History According to Bruno Tim
In The Beginning:
In the beginning there was nothing, which blew up.

Some time between fifteen minutes and several billion years later, the Earth was formed. Populating the Earth with flora and fauna was a process of evolution that took hundreds of millions of years
and at the same time was accomplished in one week, with a day off to groove on the rubble.

The dinosaurs lived, and then became extinct. Scholars are divided as to what caused T. Rex and his buddies to kick the paleontological bucket. This is my theory:

The dinosaurs starved to death when a massive Ice Comet smashed into the earth, but they were already on the way out due to too many fatty foods, ennui, and getting chased by Jane Fonda and her tribe. (She just wanted to show them a neat workout so they could work off those extra tons, but they didn't know that.) The Ice Comet propogated the first (and last) Dinosaur Wars, which ended in a vast conflagration of nuclear detonations around the globe, thus finishing the task of sweeping the Earth clean for the next group of gormless fools to come along...
Homo Sapiens.

Basically, it comes down to this: Their brains were small, and they died.
The emergence of humankind.
The current model of homo sapiens has gone through a long and arduous process of refinement through evolution and natural selection and at the same time was created by God/Gods/Goddess/Goddesses from clay, a rib, or maybe just an old pizza box. Theologians and scientists dicker about this all the time. I personally believe in the pizza-box theory, since so many people can be classified as 'saucy', 'meaty', 'a vegetable' or just plain 'cheesy'. Sounds like pizza to me.

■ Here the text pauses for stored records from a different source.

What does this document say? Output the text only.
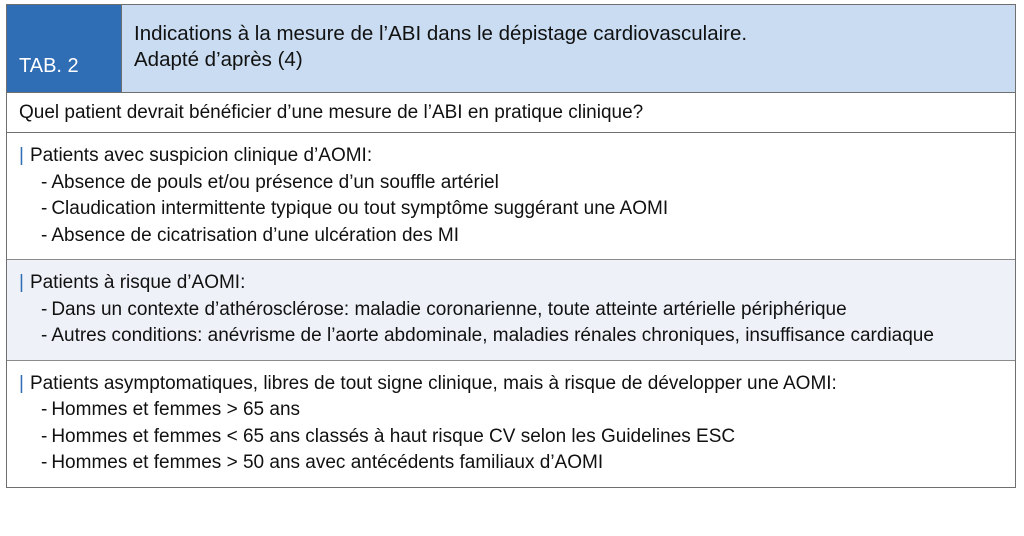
TAB. 2
Indications à la mesure de l’ABI dans le dépistage cardiovasculaire.
Adapté d’après (4)
Quel patient devrait bénéficier d’une mesure de l’ABI en pratique clinique?
| Patients avec suspicion clinique d’AOMI:
- Absence de pouls et/ou présence d’un souffle artériel
- Claudication intermittente typique ou tout symptôme suggérant une AOMI
- Absence de cicatrisation d’une ulcération des MI
| Patients à risque d’AOMI:
- Dans un contexte d’athérosclérose: maladie coronarienne, toute atteinte artérielle périphérique
- Autres conditions: anévrisme de l’aorte abdominale, maladies rénales chroniques, insuffisance cardiaque
| Patients asymptomatiques, libres de tout signe clinique, mais à risque de développer une AOMI:
- Hommes et femmes > 65 ans
- Hommes et femmes < 65 ans classés à haut risque CV selon les Guidelines ESC
- Hommes et femmes > 50 ans avec antécédents familiaux d’AOMI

Time passed and humans started picking up a bunch of bad habits: fire, the wheel, religion, animal husbandry (and later the
keeping of animals), war, and civilization. If it wasn't for the invention of beer, though, there's no telling where we would be today. Probably setting fire to our wheels and having religious wars over whose burnt the brightest.

Humans are like that.
The great religions are born:
With the increased prosperity and free time created by agriculture and civilization, humans began to ask the really deep questions about the nature of life, death, and reality. In such an environment it was inevtable that prophets, seers, holy men, messiahs and suchlike would descend upon the people of the Earth to teach these three holy writs (which seem to be the backbone of most major religions):

1: God is love.

2: Treat everyone with kindness, honesty, and a loving spirit.

3: Kill anyone who disagrees.

The development of organized religions has had a deep and lasting impact on our civilization in too many ways to ennumerate, but the upshot of it all is this:

Humans have come to believe that they know what's good for people they've never met, and are willing to pass laws and wage wars to prove it.

God is love... tough love.
Cities, great nations, and empires rise and fall, etc.
With the emergence of agricutural and pastoral plenty, cities began to spring up like a rash of boils. The early city-states played a game called "decimate your enemy," an enemy being anyone who didn't live where you did, and half the people who did. I probably have the order messed up, but as far as I can recall, everything from the founding of Ur to the end of Rome cam pretty much be summed up thus: The Persians kicked Ur's butts, The Hittites kicked the Persian's butts, The Etruscans kicked the Hittite's butts, who in turn had their butt kicked by the Carthaginians. The Greeks were content with kicking each other's butts until the Romans came in and kicked everyone's butt -- paying special attention to Carthage, killing every single Carthaginian and sowing salt on their lands to make sure they didn't get any ideas about coming back. After a while, Rome got her butt kicked by Huns, Goths, Visigoths... there was a general 'let's go kick Rome's butt' sort of fashion going on.

An odd sport. I much prefer ice hockey. It's mellower.
The Dark Ages
The Dark Ages are referred to as such because hardly anybody can remember how to spell 'medieval,' the sun was extinguished for a long time (or at least the burner was turned down real low,) and/or it was a period of ignorance, superstitious terror and horrible plagues. Take your pick. If you want an idea of how bad it really was, consider this: it was the Irish who actually kept the embers of civilization and learning alive. Wow.

There's not much more to say after that, is there? Yes, yes, I know... the Catholic Church engaged in unspeakable acts of depravity and psychotic torture, diseased fleas took a sizable chunk of the population of europe on a tour of the river Styx, and every third person you met was either on a pilgrimmage to find the holy toe bone of saint Buddy or trying to sell it to ignorant yokels. Yeah? So? Why'd you think they called it the Dark Ages?
The Renaissance
The Renaissance was one of the last really good parties, sociologically speaking... at least, it was if you forget about the Inquisition, war, and mirkins. Like any good party, it came with an attendant hangover: syphilis. Oh well: if you gotta play, you gotta pay.

The Renaisssance is noted for it's many contributions: Art, dance, music, literature... these all have their place in history. Many people overlook the fact that the Renaissance also saw the perfection of the fart joke.

Historians hardly ever mention this, but it seems like just about everything that happened during the English Renaissance happened in the Merry Month of May-O. And it seems to have been accompanied by many a whack-fol-a-diddle, too. Strange.